The complex, multi-layered and intertwined processes of identity-production among second generation Irish are investigated based on three main sociocultural processes, i.e. nested identities, ethnicity, and the concepts cultural intimacy and social poetics. The study intends to document how these processes are embedded in concrete music performance practices, which make up the processes of change in Irish traditional music, as they take place within the urban geography of Manchester. Manchester will be investigated, not only as a power centre for recycling existing musical ideas in the Irish traditional music idiom, but also as a fertile environment for producing new thought and music performance practices that have significant consequences for their sonic environments. In that respect, the study employs concepts such as music fusion and music hybridization. A general, hypothetical research strategy is established with the aim of investigating the existence of an Urban Manchester repertoire of rural traditional Irish music, – one or more Urban Manchester accents, an emerging Mancunian Irish idiom, and the development of a Mancunian Irish world music.
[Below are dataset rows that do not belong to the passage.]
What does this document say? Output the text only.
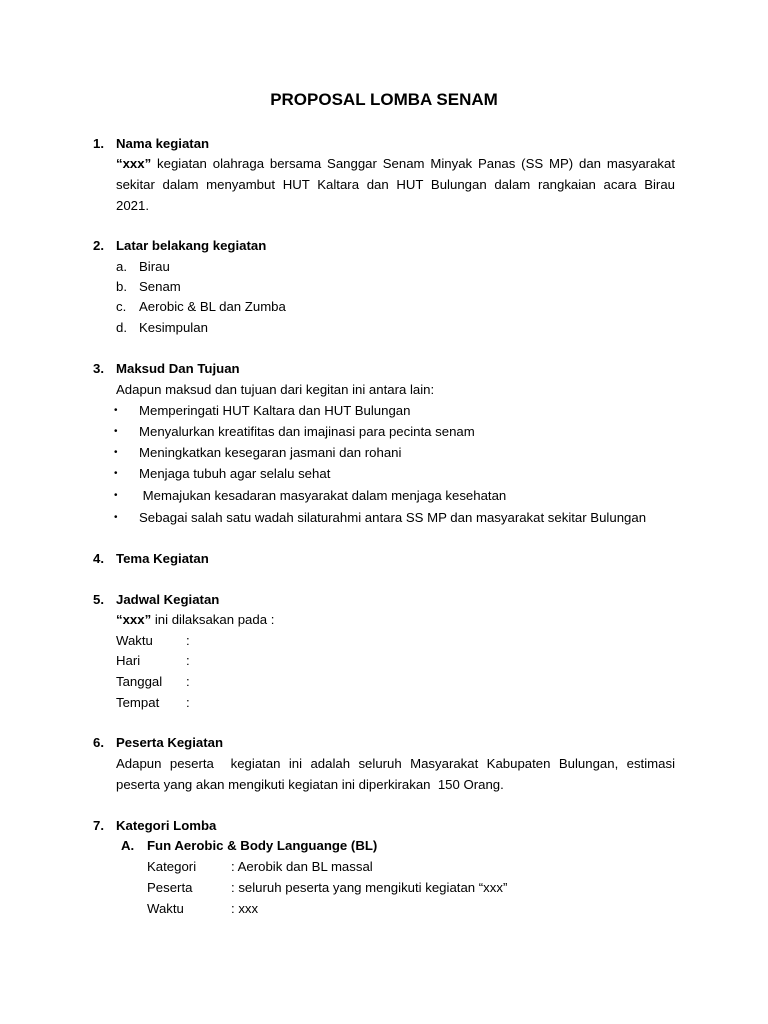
PROPOSAL LOMBA SENAM
1. Nama kegiatan
“xxx” kegiatan olahraga bersama Sanggar Senam Minyak Panas (SS MP) dan masyarakat
sekitar dalam menyambut HUT Kaltara dan HUT Bulungan dalam rangkaian acara Birau
2021.
2. Latar belakang kegiatan
a. Birau
b. Senam
c. Aerobic & BL dan Zumba
d. Kesimpulan
3. Maksud Dan Tujuan
Adapun maksud dan tujuan dari kegitan ini antara lain:
• Memperingati HUT Kaltara dan HUT Bulungan
• Menyalurkan kreatifitas dan imajinasi para pecinta senam
• Meningkatkan kesegaran jasmani dan rohani
• Menjaga tubuh agar selalu sehat
• Memajukan kesadaran masyarakat dalam menjaga kesehatan
• Sebagai salah satu wadah silaturahmi antara SS MP dan masyarakat sekitar Bulungan
4. Tema Kegiatan
5. Jadwal Kegiatan
“xxx” ini dilaksakan pada :
Waktu	:
Hari	:
Tanggal :
Tempat :
6. Peserta Kegiatan
Adapun peserta  kegiatan ini adalah seluruh Masyarakat Kabupaten Bulungan, estimasi
peserta yang akan mengikuti kegiatan ini diperkirakan  150 Orang.
7. Kategori Lomba
A. Fun Aerobic & Body Languange (BL)
Kategori	: Aerobik dan BL massal
Peserta	: seluruh peserta yang mengikuti kegiatan “xxx”
Waktu	: xxx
It is the intention to investigate if this Irish urban modernity offers opposition and countercultural potential against the British national culture. If that is the case, it then becomes essential to investigate if this invented Irish urban modernity can be understood as an effort to break down or dilute the sense of cultural intimacy, thereby weakening of its concomitant embarrassment and maybe even allow an escape- or a release from the cultural intimacy. This may generate space for the release of a creative presentation of the self, i.e. display of social poetics, in both individual and collective musical settings. Such a may simultaneously express rebelliousness as a love of national independence.